No. Your code snippet will produce "c" that equals "a" on both 32- and
64-bit systems.

If you think there is, post an example that shows the problem, e.g.:

#include <iostream>
int main()
{
 unsigned long a = -1;
 double b = a;
 unsigned long c = b;
 if (a != c)
 {
  std::cout << "error!";
 }

}

Goran.

#include <iostream>
#include <cassert>

typedef unsigned char uchar;

#define SHOW_HEX(x) std::cerr << #x << " = " << std::hex <<
std::showbase << x << std::dec << std::endl
#define SHOW_DOUBLE(x) std::cerr << #x << " = " << x << std::endl
#define SHOW_CHAR(x) std::cerr << #x << " = " << std::hex <<
std::showbase << std::size_t(uchar(x)) << std::dec << std::endl

int main()
{
// -------------------------------------
std::cout << "Model: " << sizeof(void*) * CHAR_BIT << "-bits"<<
std::endl;
// -------------------------------------

// std::size_t a = std::size_t(-1);
// double b = a;
std::size_t a = std::numeric_limits<std::size_t>::max();
double b = a;
std::size_t c = b;
char* pa = reinterpret_cast<char*>(&a);
char* pb = reinterpret_cast<char*>(&b);
char* pc = reinterpret_cast<char*>(&c);

SHOW_HEX(a);
SHOW_DOUBLE(b);
SHOW_HEX(c);

std::cerr << std::endl;
for (std::size_t i = 0; i < (sizeof(std::size_t)/sizeof(char)); i++)
{
SHOW_CHAR(pa);
}
std::cerr << std::endl;
for (std::size_t i = 0; i < (sizeof(double)/sizeof(char)); i++)
{
SHOW_CHAR(pb);
}
std::cerr << std::endl;
for (std::size_t i = 0; i < (sizeof(std::size_t)/sizeof(char)); i++)
{
SHOW_CHAR(pc);
}

assert (a == c);

return 0;
}
 
E

Eric Sosman

Hi,

unsigned long a = -1;
double b = a;
unsigned long c = b;

Model 32-bits: a == c
Model 64-bits: a != c


It is not a compiler bug for 64-bits.

Is it a design bug of C/C++ languge for 64-bits?

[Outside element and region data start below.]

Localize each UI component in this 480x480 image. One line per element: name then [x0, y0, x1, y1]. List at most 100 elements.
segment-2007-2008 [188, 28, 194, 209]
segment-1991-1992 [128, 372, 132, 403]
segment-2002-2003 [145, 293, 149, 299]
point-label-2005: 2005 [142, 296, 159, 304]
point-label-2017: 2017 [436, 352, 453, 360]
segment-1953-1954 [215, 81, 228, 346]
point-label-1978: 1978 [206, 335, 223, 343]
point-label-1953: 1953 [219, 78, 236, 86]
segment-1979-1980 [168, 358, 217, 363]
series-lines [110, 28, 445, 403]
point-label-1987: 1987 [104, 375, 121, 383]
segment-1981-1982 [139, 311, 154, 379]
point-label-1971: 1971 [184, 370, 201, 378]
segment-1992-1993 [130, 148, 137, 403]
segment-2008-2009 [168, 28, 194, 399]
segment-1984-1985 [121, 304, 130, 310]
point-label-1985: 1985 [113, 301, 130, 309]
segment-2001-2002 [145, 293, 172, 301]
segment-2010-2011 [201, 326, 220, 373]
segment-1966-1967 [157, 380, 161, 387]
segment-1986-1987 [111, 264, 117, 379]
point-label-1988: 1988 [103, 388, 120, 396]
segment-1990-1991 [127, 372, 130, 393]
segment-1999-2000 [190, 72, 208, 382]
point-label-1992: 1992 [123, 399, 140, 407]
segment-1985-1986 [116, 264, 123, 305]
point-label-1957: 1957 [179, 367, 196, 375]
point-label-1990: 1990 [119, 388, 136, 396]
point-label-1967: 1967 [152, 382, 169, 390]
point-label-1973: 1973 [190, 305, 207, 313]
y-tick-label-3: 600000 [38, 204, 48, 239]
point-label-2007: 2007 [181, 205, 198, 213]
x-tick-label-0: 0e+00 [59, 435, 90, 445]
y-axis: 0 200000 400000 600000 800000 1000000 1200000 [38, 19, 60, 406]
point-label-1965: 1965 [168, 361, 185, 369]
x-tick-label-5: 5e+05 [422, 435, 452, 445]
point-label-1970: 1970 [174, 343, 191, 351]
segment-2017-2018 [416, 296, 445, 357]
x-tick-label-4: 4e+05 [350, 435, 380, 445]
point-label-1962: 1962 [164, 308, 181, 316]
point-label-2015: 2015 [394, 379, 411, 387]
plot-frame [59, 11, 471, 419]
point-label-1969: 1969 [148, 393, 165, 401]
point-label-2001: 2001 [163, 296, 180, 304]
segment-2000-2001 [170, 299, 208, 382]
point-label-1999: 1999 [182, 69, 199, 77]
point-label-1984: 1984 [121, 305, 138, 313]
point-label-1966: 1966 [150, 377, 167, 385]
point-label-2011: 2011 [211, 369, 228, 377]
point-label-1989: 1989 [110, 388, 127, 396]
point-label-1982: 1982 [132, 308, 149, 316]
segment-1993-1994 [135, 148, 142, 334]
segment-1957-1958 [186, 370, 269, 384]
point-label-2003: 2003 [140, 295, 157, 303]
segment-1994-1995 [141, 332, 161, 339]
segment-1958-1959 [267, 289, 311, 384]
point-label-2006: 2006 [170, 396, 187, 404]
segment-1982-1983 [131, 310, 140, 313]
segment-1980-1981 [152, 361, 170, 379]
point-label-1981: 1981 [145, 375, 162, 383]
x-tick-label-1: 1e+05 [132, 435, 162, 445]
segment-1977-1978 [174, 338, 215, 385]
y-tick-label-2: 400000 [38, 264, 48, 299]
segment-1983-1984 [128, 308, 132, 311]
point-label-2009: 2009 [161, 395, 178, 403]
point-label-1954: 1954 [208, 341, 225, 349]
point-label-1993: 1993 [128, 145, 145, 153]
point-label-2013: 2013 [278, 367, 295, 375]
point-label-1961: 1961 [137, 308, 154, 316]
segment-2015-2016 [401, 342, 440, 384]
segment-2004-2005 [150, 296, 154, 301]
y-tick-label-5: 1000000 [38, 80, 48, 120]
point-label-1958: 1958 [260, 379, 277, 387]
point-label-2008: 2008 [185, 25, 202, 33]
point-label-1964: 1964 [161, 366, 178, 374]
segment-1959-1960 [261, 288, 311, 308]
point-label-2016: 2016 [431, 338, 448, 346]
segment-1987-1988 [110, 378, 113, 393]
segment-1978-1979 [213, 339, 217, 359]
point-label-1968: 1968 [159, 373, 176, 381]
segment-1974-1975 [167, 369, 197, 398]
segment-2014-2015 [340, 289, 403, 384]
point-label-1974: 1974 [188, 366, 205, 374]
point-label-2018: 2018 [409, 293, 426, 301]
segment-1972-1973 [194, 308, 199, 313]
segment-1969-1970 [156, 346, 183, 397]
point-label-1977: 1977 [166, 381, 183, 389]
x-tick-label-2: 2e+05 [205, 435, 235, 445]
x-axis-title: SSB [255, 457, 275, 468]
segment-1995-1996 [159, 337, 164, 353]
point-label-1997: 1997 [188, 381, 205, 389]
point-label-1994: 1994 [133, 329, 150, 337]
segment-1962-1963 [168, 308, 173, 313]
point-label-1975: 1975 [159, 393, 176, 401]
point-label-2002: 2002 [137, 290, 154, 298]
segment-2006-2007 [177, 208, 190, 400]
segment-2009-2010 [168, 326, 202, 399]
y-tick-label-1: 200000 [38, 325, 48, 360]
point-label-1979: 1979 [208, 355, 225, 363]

Whether the language design is faulty seems a matter of opinion.
However, part of the "spirit of C" is to stay fairly close to the
hardware. Since hardware that offers 64 bits of precision in the
floating-point format used for `double', some loss of precision in
`b = a' must be expected.

The language *could* have been defined to raise an exception
whenever a floating-point operation delivers an inexact result, but
that would have meant raising such exceptions for a large fraction
of all F-P calculations, perhaps many times in a single expression.
Or the language could have left the inexact conversion entirely
undefined, in which case there'd be no reason to expect `a == c'
(or even that the execution would get that far). The behavior
actually chosen (conversion yields one of the two representable
neighbors) seems fairly benign, not something I'd call a bug. But,
as I say, that's a matter of opinion.

(The language *could* have been defined to deliver exact F-P
results for all calculations, widening the representation at need.
That's the approach used on the Starship Enterprise, where Kirk
crippled the computer by asking it to calculate pi ...)
 
B

Ben Bacarisse

Talking from the C perspective here...
unsigned long a = -1;
double b = a;
unsigned long c = b;

Model 32-bits: a == c
Model 64-bits: a != c

It is not a compiler bug for 64-bits.

Quite. Both outcomes are permitted.
Is it a design bug of C/C++ languge for 64-bits?

No.

Your use of "64-bits" is a little confusing. Not all 64-bit systems
have 64 bit unsigned longs which is, I think, what you are talking
about.

On systems with 64-bit longs and standard 56-bit mantissa doubles, you
can not represent ULONG_MAX (the value of 'a' in the above code) exactly
in a double. C mandates that you get one of the two nearest
representable values, but it wont be exact. When the conversion goes
the other way the result can be undefined (if the floating point values
was rounded up to a value larger that ULONG_MAX), but, even if the
double has a value in the range of unsigned long, it will not longer
equal ULONG_MAX.

I said "no" to it being an error in the design of the language because
solving it would impose the kind of burden on implementations that C
rejects. C is designed to use native machine types wherever possible.
 
E

Eric Sosman

[...] Since hardware that offers 64 bits of precision in the
floating-point format used for `double', some loss of precision in
`b = a' must be expected.

Oh, drat. There was supposed to be an "is fairly rare" just
before the comma ...
 
B

Ben Bacarisse

Goran said:
No. Your code snippet will produce "c" that equals "a" on both 32- and
64-bit systems.

Not always. His (and your) use of "64-bit systems" hides that fact that
they are not all the same:

$ cat t.c
#include <stdio.h>

int main(void)
{
unsigned long a = -1;
puts(a == (unsigned long)(double)a ? "same" : "different");
}
$ gcc -o t -std=c99 -pedantic t.c
$ ./t
different

(g++ will do the same, here).

<snip>
 
N

Noob

Alex said:
Hi,

unsigned long a = -1;
double b = a;
unsigned long c = b;

Model 32-bits: a == c
Model 64-bits: a != c


It is not a compiler bug for 64-bits.

Is it a design bug of C/C++ languge for 64-bits?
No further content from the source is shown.